Murbella kept amusement masked while enjoying Bellonda. The way to deal with her was to be scrupulous. Nothing to subtract from strengths. This report was a model of concise and pertinent argument. She made her points with few embellishments, just enough to reveal her own conclusions.
“Does it amuse you to summon me?” Bellonda asked.
She’s sharper than she was! Did I summon her? Not in so many words but she knows when she’s needed. She says here our Sisters must be models of meekness. Mother Superior may be anything she needs to be but not so the rest of the Sisterhood.
Murbella touched the report. “A starting point.”
“Then we should start before your friends find the comeye center.” Bellonda sank into her chairdog with familiar confidence. “Tam’s gone but I could send for Sheeana.”
“Where is she?”
“At the ship. Studying a collection of worms in the Great Hold, says any of us can be taught to control them.”
“Valuable if true. Leave her. What of Scytale?”
“Still in the ship. Your friends haven’t found him yet. We’re keeping him under wraps.”
“Let’s continue that. He’s a good reserve bargaining chip. And they’re not my friends, Bell. How are the Rabbi and his party?”
“Comfortable but worried. They know Honored Matres are here.”
“Keep them under wraps.”
“It’s uncanny. A different voice but I hear Dar.”
“An echo in your head.”
Bellonda actually laughed.
“Now here’s what you must spread among the Sisters. We act with extreme delicacy while showing ourselves as people to admire and emulate. ‘You Honored Matres may not choose to live as we live but you can learn our strengths.’”
“Ahhhhhh.”
“It comes down to ownership. Honored Matres are owned by things. ‘I want that place, that bauble, that person.’ Take what you want. Use it until you tire of it.”
“While we go along our path admiring what we see.”

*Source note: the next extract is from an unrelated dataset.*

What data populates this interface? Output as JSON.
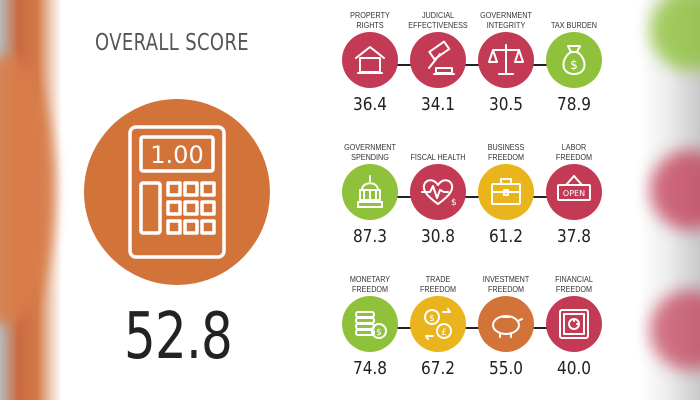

“And there’s our flaw. We don’t give ourselves easily. Fear of love and affection! To be self-possessed has its own greed. ‘See what I have? You can’t have it unless you follow my ways!’ Never take that attitude with Honored Matres.”
“Are you telling me we have to love them?”

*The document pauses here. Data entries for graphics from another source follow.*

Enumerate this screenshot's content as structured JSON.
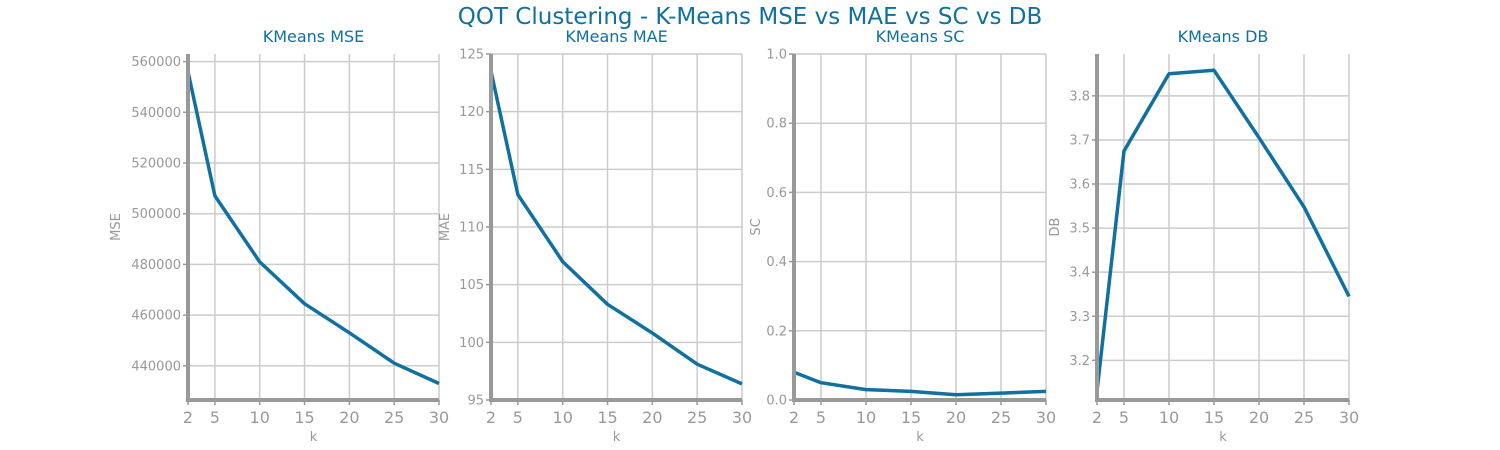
{
  "figure_title": "QOT Clustering - K-Means MSE vs MAE vs SC vs DB",
  "colors": {
    "line": "#1070a0",
    "grid": "#cccccc",
    "axis": "#999999",
    "tick_text": "#999999",
    "title": "#1070a0"
  },
  "chart_data": [
    {
      "type": "line",
      "title": "KMeans MSE",
      "xlabel": "k",
      "ylabel": "MSE",
      "x": [
        2,
        5,
        10,
        15,
        20,
        25,
        30
      ],
      "xticks": [
        2,
        5,
        10,
        15,
        20,
        25,
        30
      ],
      "xlim": [
        2,
        30
      ],
      "ylim": [
        426500,
        563000
      ],
      "yticks": [
        440000,
        460000,
        480000,
        500000,
        520000,
        540000,
        560000
      ],
      "series": [
        {
          "values": [
            556000,
            507000,
            481000,
            464500,
            453000,
            441000,
            433000
          ]
        }
      ],
      "grid": true
    },
    {
      "type": "line",
      "title": "KMeans MAE",
      "xlabel": "k",
      "ylabel": "MAE",
      "x": [
        2,
        5,
        10,
        15,
        20,
        25,
        30
      ],
      "xticks": [
        2,
        5,
        10,
        15,
        20,
        25,
        30
      ],
      "xlim": [
        2,
        30
      ],
      "ylim": [
        95,
        125
      ],
      "yticks": [
        95,
        100,
        105,
        110,
        115,
        120,
        125
      ],
      "series": [
        {
          "values": [
            123.5,
            112.8,
            107.0,
            103.3,
            100.8,
            98.1,
            96.4
          ]
        }
      ],
      "grid": true
    },
    {
      "type": "line",
      "title": "KMeans SC",
      "xlabel": "k",
      "ylabel": "SC",
      "x": [
        2,
        5,
        10,
        15,
        20,
        25,
        30
      ],
      "xticks": [
        2,
        5,
        10,
        15,
        20,
        25,
        30
      ],
      "xlim": [
        2,
        30
      ],
      "ylim": [
        0,
        1.0
      ],
      "yticks": [
        0.0,
        0.2,
        0.4,
        0.6,
        0.8,
        1.0
      ],
      "ytick_decimals": 1,
      "series": [
        {
          "values": [
            0.08,
            0.05,
            0.03,
            0.025,
            0.015,
            0.02,
            0.025
          ]
        }
      ],
      "grid": true
    },
    {
      "type": "line",
      "title": "KMeans DB",
      "xlabel": "k",
      "ylabel": "DB",
      "x": [
        2,
        5,
        10,
        15,
        20,
        25,
        30
      ],
      "xticks": [
        2,
        5,
        10,
        15,
        20,
        25,
        30
      ],
      "xlim": [
        2,
        30
      ],
      "ylim": [
        3.11,
        3.895
      ],
      "yticks": [
        3.2,
        3.3,
        3.4,
        3.5,
        3.6,
        3.7,
        3.8
      ],
      "ytick_decimals": 1,
      "series": [
        {
          "values": [
            3.13,
            3.675,
            3.85,
            3.858,
            3.705,
            3.548,
            3.345
          ]
        }
      ],
      "grid": true
    }
  ]
}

“How else can we make them admire us? That was Jessica’s victory. When she gave, she gave it all. So much bottled up by our ways and then that overwhelming wash: everything given. It’s irresistible.”
“We don’t compromise that easily.”
“No more do Honored Matres.”
“That’s the way of their bureaucratic origins!”
“Yet, theirs is a training ground for following the path of least resistance.”
“You’re confusing me, Da . . . Murbella.”
“Have I said we should compromise? Compromise weakens us, and we know there are problems compromise cannot solve, decisions we must make no matter how bitter.”
“Pretend to love them?”
“That’s a beginning.”
“It’ll be a bloody union, this joining of Bene Gesserit and Honored Matre.”
“I suggest we Share as widely as possible. We may lose people while Honored Matres are learning.”
“A marriage made on the battlefield.”
Murbella stood, thinking of Duncan in the no-ship, remembering the ship as she had seen it last. There it was finally, not hidden to any sense. A lump of strange machinery, oddly grotesque. A wild conglomeration of protrusions and juttings with no apparent purpose. Hard to imagine the thing lifting on its own power, enormous as that was, and vanishing into space.
Vanishing into space!
She saw the shape of Duncan’s mental mosaic.
A piece that cannot be moved! Get in tune . . . Don’t think; do it!
With an abruptness that chilled her, she knew his decision.